Those of us who own dogs and clean up after them can’t understand people who own dogs and don’t. And if you don’t own a dog and regularly find “presents” in your yard, you get even more irate.

Since I started on the dog poo beat last month, I have heard numerous stories about neighborhoods torn asunder by the issue. Some stories end along the lines of: “And then he threw the poop at me.” I’m sure this only serves to confuse the dogs.

Some Washingtonians take the matter into their own hands in a more productive way. Wayan Vota lives in Petworth. He enjoys walking his dog, Taxi (a “Muttus Americanus,” Wayan said), in Grant Circle. He was alarmed by how much orphan poo they encountered.

“I started picking up other dogs’ poo, too,” Wayan said. “Finally, I got very annoyed, and on a very cold morning last year decided to pick up as much as I could and see how much it weighed.” He told his friends it weighed five to six pounds.

“No one believed me,” Wayan said. And since it was only an estimate, he had no absolute proof. So a month or two later, he went on another poop roundup. This time he videotaped the weigh-in. The bulging Safeway bag weighed a staggering 13 pounds.

“I put the poo on my wife’s scale,” he said. “We had to buy a new scale, but it was worth sacrificing to prove, yes, there were 13 pounds of poo.
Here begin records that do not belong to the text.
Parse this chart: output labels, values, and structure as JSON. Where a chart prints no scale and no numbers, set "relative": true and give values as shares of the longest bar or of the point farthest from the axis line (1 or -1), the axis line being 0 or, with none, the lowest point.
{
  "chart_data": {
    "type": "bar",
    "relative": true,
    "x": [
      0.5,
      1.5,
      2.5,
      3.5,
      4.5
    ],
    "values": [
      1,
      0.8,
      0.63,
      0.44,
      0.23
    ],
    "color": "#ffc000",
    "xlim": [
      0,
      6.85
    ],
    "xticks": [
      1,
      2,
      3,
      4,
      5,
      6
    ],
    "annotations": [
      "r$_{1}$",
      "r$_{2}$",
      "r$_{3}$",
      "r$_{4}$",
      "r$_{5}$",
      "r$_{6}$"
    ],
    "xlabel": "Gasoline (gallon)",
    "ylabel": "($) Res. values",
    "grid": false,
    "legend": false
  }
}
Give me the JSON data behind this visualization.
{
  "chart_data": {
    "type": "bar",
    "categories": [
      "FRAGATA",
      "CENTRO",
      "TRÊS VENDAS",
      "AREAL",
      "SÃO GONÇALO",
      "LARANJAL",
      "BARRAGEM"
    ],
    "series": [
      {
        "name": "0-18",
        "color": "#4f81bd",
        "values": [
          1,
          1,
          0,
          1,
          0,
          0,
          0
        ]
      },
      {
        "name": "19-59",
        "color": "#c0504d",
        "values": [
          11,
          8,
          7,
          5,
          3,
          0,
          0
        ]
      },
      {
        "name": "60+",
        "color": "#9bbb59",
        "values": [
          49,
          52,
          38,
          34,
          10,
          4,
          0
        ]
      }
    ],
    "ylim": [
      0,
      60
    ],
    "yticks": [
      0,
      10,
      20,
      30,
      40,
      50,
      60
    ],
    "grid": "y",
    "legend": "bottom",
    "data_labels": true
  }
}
No one disbelieves me now.” (Wayan posted the video on YouTube. Search “picking up dog poo in Petworth.”)


Horrific, no? And yet Wayan, who is 37 and works in international development, has seen a marked improvement in his neighborhood’s fecal metrics: “I’d like to say there is almost no poo in Grant Circle.”

Wayan thinks the main reason is that, by cleansing the area of poop, he has made it less acceptable for others to poop and run. “If you see a lot of poop, you might think, ‘I can leave mine.’ If you don’t see a lot, you think, ‘I probably shouldn’t do that.’ ”

Wayan thinks it also helped that the Advisory Neighborhood Commission got behind his anti-poop effort. There are now signs in Grant Circle urging owners to clean up after their dogs.

“I’m a firm believer that if you believe in your neighborhood, you can effect change,” Wayan said. “Our neighborhood’s called Petworth. I want it to be worthy of pets.”